Cytochalasins

Cytochalasans are many types of fungi occurring metabolic products ( metabolites ). In the cells of eukaryotic organisms, they are able to bind to actin filaments . This blocks the polymerisation of this structural protein, which leads to changes in the cell shape (cell morphology ), inhibition of cellular processes such as cell division or even cell death ( apoptosis ).

properties

Cytochalasins have the ability to penetrate cell membranes, prevent cellular translocation, and enucleat cells. Cytochalasins can also influence other aspects of biological processes that are not related to actin polymerization. For example, cytochalasin A and cytochalasin B can also inhibit the transport of monosaccharides across the cell membrane, cytochalasin H regulates plant growth, cytochalasin D inhibits protein synthesis, and cytochalasin E prevents angiogenesis.

It is known that cytochalasins bind to the barbed, rapidly growing plus ends of microfilaments which then block both the assembly and the breakdown of individual actin monomers from the bound end. Once bound, cytochalasins essentially seal the end of the new actin filament. A cytochalasin binds to an actin filament. Studies with cytochalasin D (CD) have shown that the formation of CD actin dimers contains ATP-bound actin. These CD-actin dimers are reduced to CD-actin monomers as a result of ATP hydrolysis. The resulting CD-actin monomer can bind another monomer to reform the CD-actin dimer. CD is very effective; only low concentrations (0.2 μM) are required to prevent membrane disintegration and interrupt treadmilling. The effects of many different cytochalasins on actin filaments were analyzed and higher concentrations (2-20 μM) of CD were needed to remove stress fibers.

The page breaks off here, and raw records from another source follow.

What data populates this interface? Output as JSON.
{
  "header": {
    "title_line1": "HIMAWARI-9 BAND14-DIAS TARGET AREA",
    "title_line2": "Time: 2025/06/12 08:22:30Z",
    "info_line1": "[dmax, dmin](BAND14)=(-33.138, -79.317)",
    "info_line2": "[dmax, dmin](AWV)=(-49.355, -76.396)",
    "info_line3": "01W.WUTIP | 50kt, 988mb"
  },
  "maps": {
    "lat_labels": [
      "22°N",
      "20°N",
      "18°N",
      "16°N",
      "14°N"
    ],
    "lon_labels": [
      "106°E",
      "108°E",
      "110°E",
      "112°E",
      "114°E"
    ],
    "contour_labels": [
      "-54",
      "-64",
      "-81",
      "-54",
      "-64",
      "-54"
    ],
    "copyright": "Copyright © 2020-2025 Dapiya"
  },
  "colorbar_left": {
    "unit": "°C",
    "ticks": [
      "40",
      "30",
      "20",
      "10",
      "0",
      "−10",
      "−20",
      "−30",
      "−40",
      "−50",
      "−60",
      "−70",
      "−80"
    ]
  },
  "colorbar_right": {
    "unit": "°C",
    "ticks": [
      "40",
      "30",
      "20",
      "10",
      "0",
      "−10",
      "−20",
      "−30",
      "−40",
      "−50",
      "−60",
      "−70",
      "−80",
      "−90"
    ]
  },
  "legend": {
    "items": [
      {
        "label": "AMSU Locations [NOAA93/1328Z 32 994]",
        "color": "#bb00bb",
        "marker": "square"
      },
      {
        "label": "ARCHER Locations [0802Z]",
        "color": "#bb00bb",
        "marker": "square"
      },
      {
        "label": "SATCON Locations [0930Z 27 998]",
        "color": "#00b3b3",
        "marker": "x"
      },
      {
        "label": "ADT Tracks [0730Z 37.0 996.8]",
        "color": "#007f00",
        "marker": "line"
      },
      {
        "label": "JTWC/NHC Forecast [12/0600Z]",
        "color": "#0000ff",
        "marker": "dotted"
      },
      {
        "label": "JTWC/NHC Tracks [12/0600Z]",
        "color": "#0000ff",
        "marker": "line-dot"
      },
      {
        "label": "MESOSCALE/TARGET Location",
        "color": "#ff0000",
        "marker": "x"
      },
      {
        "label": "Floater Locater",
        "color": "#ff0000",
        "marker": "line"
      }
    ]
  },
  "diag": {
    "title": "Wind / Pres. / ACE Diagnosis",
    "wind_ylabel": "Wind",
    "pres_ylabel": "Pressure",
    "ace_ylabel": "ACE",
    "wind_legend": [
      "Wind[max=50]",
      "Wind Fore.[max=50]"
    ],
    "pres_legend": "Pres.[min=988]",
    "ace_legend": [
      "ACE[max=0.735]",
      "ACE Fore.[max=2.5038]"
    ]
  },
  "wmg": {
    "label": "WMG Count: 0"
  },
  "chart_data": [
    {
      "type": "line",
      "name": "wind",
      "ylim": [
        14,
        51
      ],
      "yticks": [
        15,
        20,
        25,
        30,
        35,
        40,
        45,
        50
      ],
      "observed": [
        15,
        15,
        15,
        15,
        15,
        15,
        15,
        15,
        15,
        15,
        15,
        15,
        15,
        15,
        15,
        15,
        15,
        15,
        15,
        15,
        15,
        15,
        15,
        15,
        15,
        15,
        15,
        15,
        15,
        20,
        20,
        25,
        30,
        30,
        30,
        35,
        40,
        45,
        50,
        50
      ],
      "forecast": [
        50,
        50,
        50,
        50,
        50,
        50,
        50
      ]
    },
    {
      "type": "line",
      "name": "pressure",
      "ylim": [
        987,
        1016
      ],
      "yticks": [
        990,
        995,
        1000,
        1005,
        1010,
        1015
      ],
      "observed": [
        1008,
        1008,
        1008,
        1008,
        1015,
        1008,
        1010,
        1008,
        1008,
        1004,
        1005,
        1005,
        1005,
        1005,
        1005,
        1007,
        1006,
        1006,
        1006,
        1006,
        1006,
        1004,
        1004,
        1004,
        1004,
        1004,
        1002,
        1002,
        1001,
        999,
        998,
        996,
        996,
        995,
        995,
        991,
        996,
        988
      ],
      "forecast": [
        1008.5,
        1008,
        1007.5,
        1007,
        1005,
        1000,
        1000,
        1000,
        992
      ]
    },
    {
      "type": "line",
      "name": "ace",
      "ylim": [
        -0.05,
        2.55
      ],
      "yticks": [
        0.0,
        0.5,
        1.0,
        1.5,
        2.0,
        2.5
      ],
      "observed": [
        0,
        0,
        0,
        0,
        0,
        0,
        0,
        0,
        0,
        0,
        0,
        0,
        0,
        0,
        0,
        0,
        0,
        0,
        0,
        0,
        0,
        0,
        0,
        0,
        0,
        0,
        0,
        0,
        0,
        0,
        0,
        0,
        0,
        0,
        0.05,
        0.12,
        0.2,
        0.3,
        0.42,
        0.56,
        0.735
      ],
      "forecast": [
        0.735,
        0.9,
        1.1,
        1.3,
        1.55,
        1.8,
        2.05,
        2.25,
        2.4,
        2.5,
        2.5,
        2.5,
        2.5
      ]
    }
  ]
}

In contrast, latrunculin inhibits actin filament polymerization by binding to actin monomers.

use

Actin microfilaments have been extensively studied using cytochalasins. Because of their chemical nature, cytochalasins can help researchers understand the role of actin in various biological processes. The use of cytochalasins has enabled researchers to better understand actin polymerization, cell motility, ripple, cell division, contraction, and cell stiffness. Because of the importance of cytochalasins in understanding the movement of the cytoskeleton and many other biological processes, researchers have created two synthetic cytochalasins.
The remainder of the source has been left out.